Il y a 83 ans, jour pour jour, ils ont été guillotinés, au cœur de la cité des Antonins. Jean Robert et Vincent Faïta, éminent résistants de la Seconde Guerre mondiale, ont été honorés, en cette date symbolique du 22 avril. Lors d’une cérémonie riche en émotions, les deux hommes, rendus célèbres par leurs actes de bravoure sous l’Occupation nazie ont été salués pour leur courage. Tantôt qualifiés d'« exemples » par Jean-Paul Boré, président de l’AFMD du Gard (Amis de la fondation pour la mémoire de la déportation) et de l’UNAC (Union nationale des anciens combattants), tantôt comme des « modèles d’engagement » par Vincent Bouget, maire de Nîmes, ils rassemblent chaque année de nombreux Nîmois autour d’une plaque commémorative installée au niveau du Palais de justice.

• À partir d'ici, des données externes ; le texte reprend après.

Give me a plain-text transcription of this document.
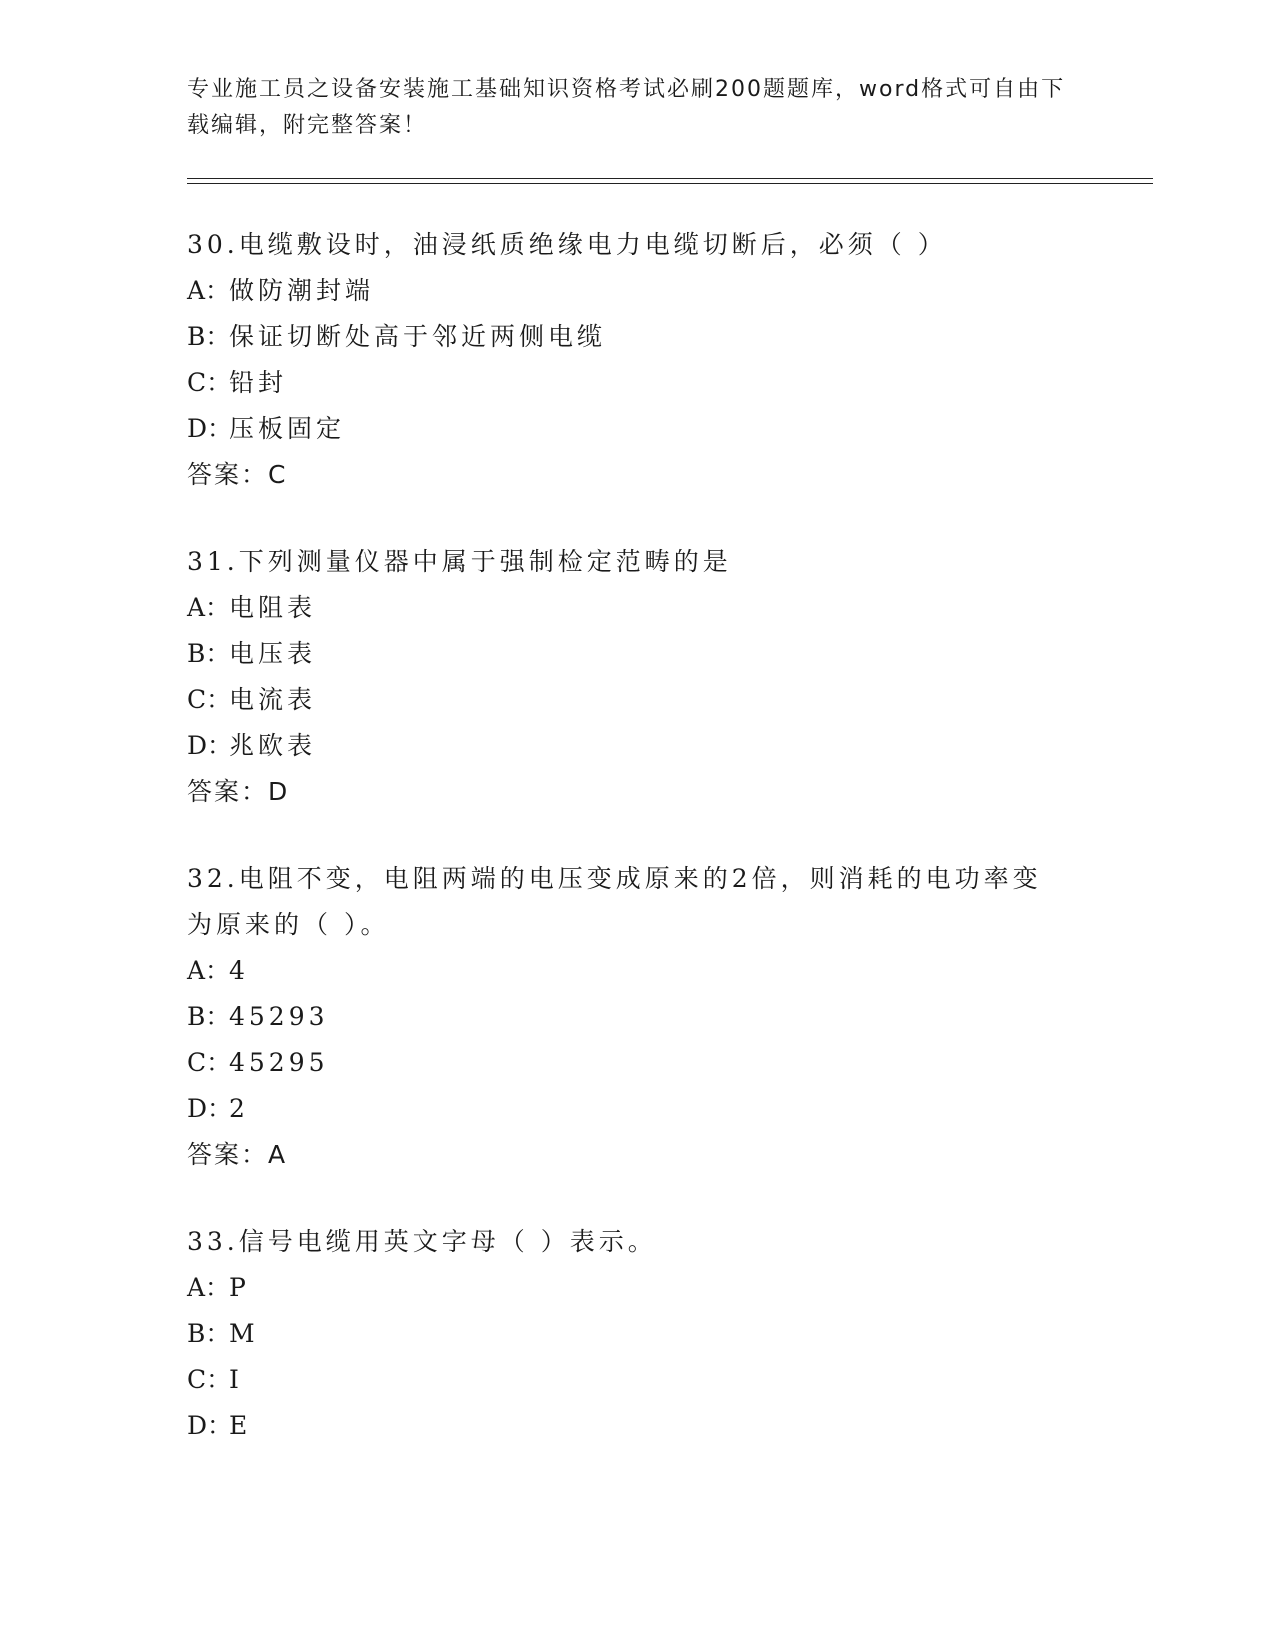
专业施工员之设备安装施工基础知识资格考试必刷200题题库，word格式可自由下载编辑，附完整答案！
30.电缆敷设时，油浸纸质绝缘电力电缆切断后，必须（ ）
A：做防潮封端
B：保证切断处高于邻近两侧电缆
C：铅封
D：压板固定
答案：C
31.下列测量仪器中属于强制检定范畴的是
A：电阻表
B：电压表
C：电流表
D：兆欧表
答案：D
32.电阻不变，电阻两端的电压变成原来的2倍，则消耗的电功率变为原来的（ ）。
A：4
B：45293
C：45295
D：2
答案：A
33.信号电缆用英文字母（ ）表示。
A：P
B：M
C：I
D：E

Distribution de tracts, sabotages, attentats dans des lieux fréquentés par des soldats nazis, puis arrestation, torture et évasion, les deux hommes ont suivi un chemin empreint de sacrifices, décrit avec émotion par Jean-Paul Boré. Le représentant des anciens combattants du Gard a d’ailleurs souligné que la commémoration existe « non seulement pour pleurer les morts, mais aussi pour interpeller les vivants », non sans allusion à la nécessité de lutter contre la montée des extrêmes, reprise par l’édile. « Nous continuerons à jamais de faire vivre nos héros pour que plus personne n’ait à vivre à genoux », conclut-il.
« Je vous confie maman, c’est plus pour elle que je m’inquiète », ont été les derniers mots de Vincent Faïta, couchés sur du papier à lettre à destination de sa sœur aînée. Lues par une représentante de la Jeunesse communiste, les lettres des deux condamnés à mort ont ému l’assistance, en la présence de Josiane Faïta, nièce du résistant guillotiné. À l’issue de la cérémonie, les officiels et le public ont entonné, en chœur, "Le chant des partisans", face aux gerbes de fleurs fraîchement déposées. Tout un symbole.